For all the ways the recession has affected our lives, this one is downright nostalgic: The old-fashioned and somewhat forgotten skills of sewing and mending are making a comeback.
Buy a new jacket simply because the zipper is broken on the one from last year? Not in this economy. Donate a barely-worn little black dress just because the hemline is last season’s length? Don’t think so.
“No one is darning socks anymore. We’re way past that,” Heidi Herrington, owner of Heddy’s Fabrics, said.
But with money tight in this tough economy, she said, more people driven by frugality are coming into her store with a desire to make things themselves.
That moment came for Anne Robinson in the summer, when the bank where she worked restructured, cutting hours, pay and benefits, and suddenly the prices at the mall weren’t so reasonable.
“I can’t afford the stores anymore,” she said.
Robinson has owned a sewing machine for five years, but only in the past six months has she done more than dabble with it. Now she takes classes on how to make clothing. Instead of her typical shopping trip this time of year for warm-weather clothes, she’s either sewing her own creations or revamping what she has in her closet, such as taking jeans and turning them into a denim skirt.

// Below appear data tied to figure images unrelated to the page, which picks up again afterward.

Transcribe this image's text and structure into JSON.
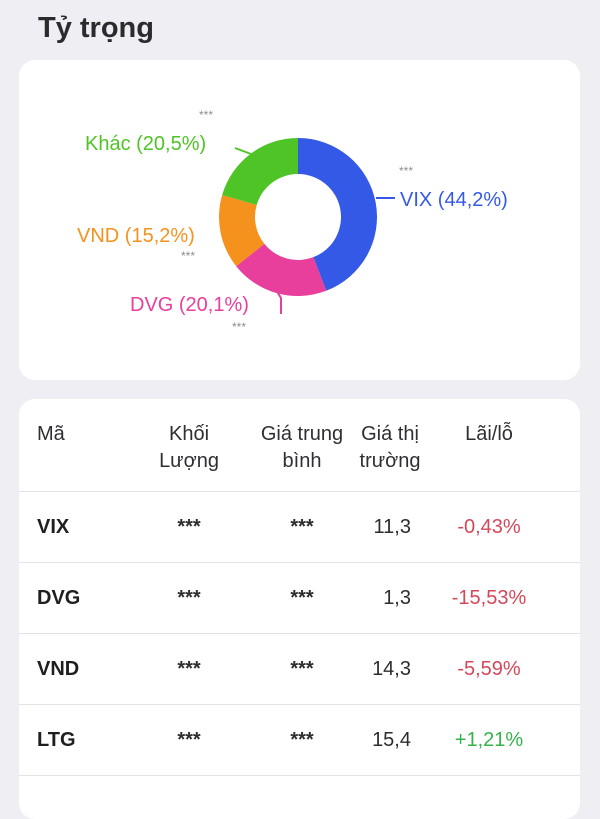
{
  "section_title": "Tỷ trọng",
  "colors": {
    "vix": "#3459e6",
    "dvg": "#e83e9c",
    "vnd": "#f5921e",
    "other": "#4fc427",
    "negative": "#d4485a",
    "positive": "#34b34a"
  },
  "chart_data": {
    "type": "pie",
    "variant": "donut",
    "slices": [
      {
        "label": "VIX (44,2%)",
        "value": 44.2,
        "color": "#3459e6",
        "hidden_value": "***"
      },
      {
        "label": "DVG (20,1%)",
        "value": 20.1,
        "color": "#e83e9c",
        "hidden_value": "***"
      },
      {
        "label": "VND (15,2%)",
        "value": 15.2,
        "color": "#f5921e",
        "hidden_value": "***"
      },
      {
        "label": "Khác (20,5%)",
        "value": 20.5,
        "color": "#4fc427",
        "hidden_value": "***"
      }
    ]
  },
  "table": {
    "headers": {
      "code": "Mã",
      "volume_1": "Khối",
      "volume_2": "Lượng",
      "avg_1": "Giá trung",
      "avg_2": "bình",
      "market_1": "Giá thị",
      "market_2": "trường",
      "pl": "Lãi/lỗ"
    },
    "rows": [
      {
        "code": "VIX",
        "volume": "***",
        "avg_price": "***",
        "market_price": "11,3",
        "pl": "-0,43%",
        "pl_sign": "neg"
      },
      {
        "code": "DVG",
        "volume": "***",
        "avg_price": "***",
        "market_price": "1,3",
        "pl": "-15,53%",
        "pl_sign": "neg"
      },
      {
        "code": "VND",
        "volume": "***",
        "avg_price": "***",
        "market_price": "14,3",
        "pl": "-5,59%",
        "pl_sign": "neg"
      },
      {
        "code": "LTG",
        "volume": "***",
        "avg_price": "***",
        "market_price": "15,4",
        "pl": "+1,21%",
        "pl_sign": "pos"
      }
    ]
  }
}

“You can make clothes for so much less and get exactly what you want,” she said, adding that rather than buy gifts, she makes embroidered pillow cases and the like at a fraction of what they would cost in stores.
Robinson represents the new customers at Herrington’s store: people who want to match a fabric to something they already own, to add a matching piece to it or to simply change the length or the trim.
“They want to redo a skirt or an outfit to modernize what they have,” she said.
And it’s people like Robinson who, because of the recession, are bringing a wave of new business to fabric stores across the valley, store managers say.
Before hard times hit, dated clothes or ones needing repair would simply be dropped off at Goodwill or another charitable donation center, but now they’re getting revamped, according to Jaunice Gianopoulos, who works at Heddy’s and teaches sewing.
“It gives a little more life to the clothes,” she said.
Herrington chuckles a bit when folks stroll into the store without any sewing skills and think they are going to be able whip up a few outfits for themselves. It’s been a few decades since home-ec classes were widely taught in schools. Even the simple skill of sewing on a button is now lost to many.
One young woman came into Heddy’s complaining the hook to close her jeans was broken and asking if it was possible to get a new one. Turns out the thread was just loose, Herrington said, laughing and shaking her head.
“Hopefully we’re coming back to having those basic skills,” she said.
As people got away from sewing, the big chain stores such as Jo-Ann and Michaels turned more to crafts than fabric. Heddy’s is one of the few places in Las Vegas with a large selection of fabrics, and it survived only because of the show people on the Strip who need fabric to make their outfits. “We’re lucky to be here,” Herrington said. “Other little mom-and-pops around the country went out of business. They weren’t fortunate to have the Strip.”
The renewed interest in sewing is similar to what happened after 9/11, according to Jerilyn Brown, who teaches classes on how to revamp clothes. In these times of economic uncertainty people are seeking solace and security in having a skill such as sewing.
In the past year more people, men included, have come to the store in search of fabric or sewing help for a product they want to manufacture and sell, Herrington said.
“They’re looking to make their own money and find a way out of relying on someone else,” she said, adding that more people have dropped off business cards who want to sew on the side for extra cash.
Still, a majority of the new customers are mostly mending. “This year more than ever I’ve sold more zippers for jackets,” Herrington said.
She’s also seen an increase in people buying remnant pieces, which are less than three yards and either have a minor flaw or come from fabric left on the end of a roll. They sell for a third of the regular price. Or mothers come in search of inexpensive Lycra to make costumes for dance recitals to save the expense of buying an off-the-shelf costume or hiring a seamstress to make one.
“This might be a whole wide opening of people’s eyes to learn a new skill,” Herrington said. “To do things themselves instead of paying someone else to do it all the time.”